By rule, this must be phrased,
Jeopardy-like, in the form of a question to the interrupted Senator.
Hence, some of the most entertaining rhetorical questions you've ever
heard.
For example, yesterday afternoon Senator Mary Landrieu of
Louisiana was controlling debate for Democrats discussing her small
business loan amendment. She asked Washington Democrat Maria Cantwell to
yield for this question:
Would the Senator say again how we are going to explain that we did
send
billions to Wall Street with virtually no terms whatsoever, and now we
have an
opportunity to send money to small businesses on Main Street and we
can't get a
supermajority of Senators to do so? How are we going to explain this?
And later asked Senator Whitehouse to yield for this one:
Could the Senator from Rhode Island give us any more information as
to what he
is hearing in his State and why he thinks there are some Republican
leaders who
are adamantly opposed to this? It is mind-boggling to me.
That's pretty good rhetorical questioning. But here are some samples,
excerpted from the Congressional Record, of how a real veteran does it
-- Dick Durbin of Illinois, during yesterday morning's floor debate on
the bill to extend unemployment benefits. Enjoy!

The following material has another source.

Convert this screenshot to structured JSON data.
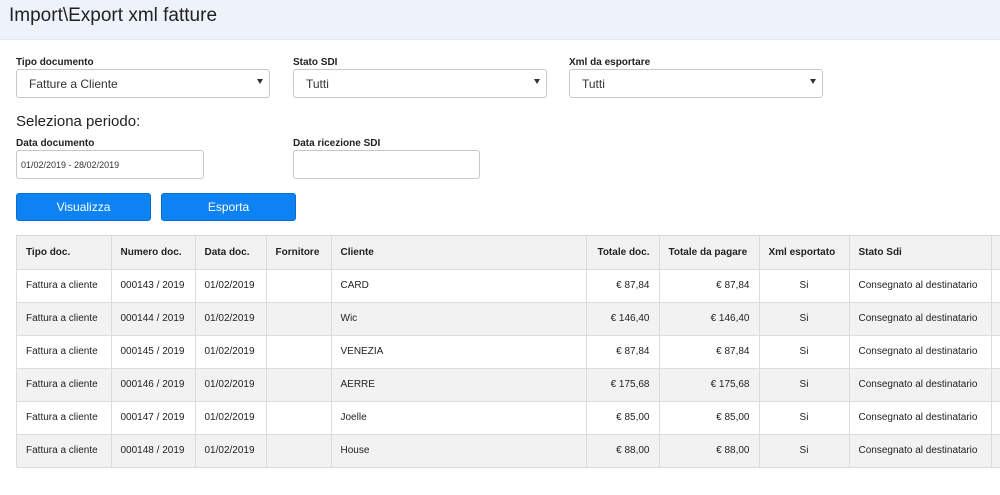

Is it not true that we tried three or four times to get the
Republicans to go
along in a bipartisan way to extend unemployment benefits to those who
lost
their jobs through no fault of their own so they could keep their
families
together while they are searching for work?
Isn't it true
that historically we have done this without this kind of political
rancor and
argument?
I ask the Senator
from Michigan
what she is finding with these people who have been cut off from basic
unemployment benefits because of the Republican filibuster.
I would ask the Senator
from
Michigan, who sees thousands of people who have been out of work for
long
periods of time, what she thinks about this Republican argument that
unemployment checks make people lazy.
I ask the Senator
from Michigan:
How do you reconcile this; that all of a sudden now this is all about a
deficit,
which the Republican Senators virtually ignored for 8 years while we
reached the
stage of today.
If we can't stand together as a Senate behind those families, I
think we have
lost something very basic. I know I had to put that in the form of a
question,
so I am going to hazard a guess: Does the Senator?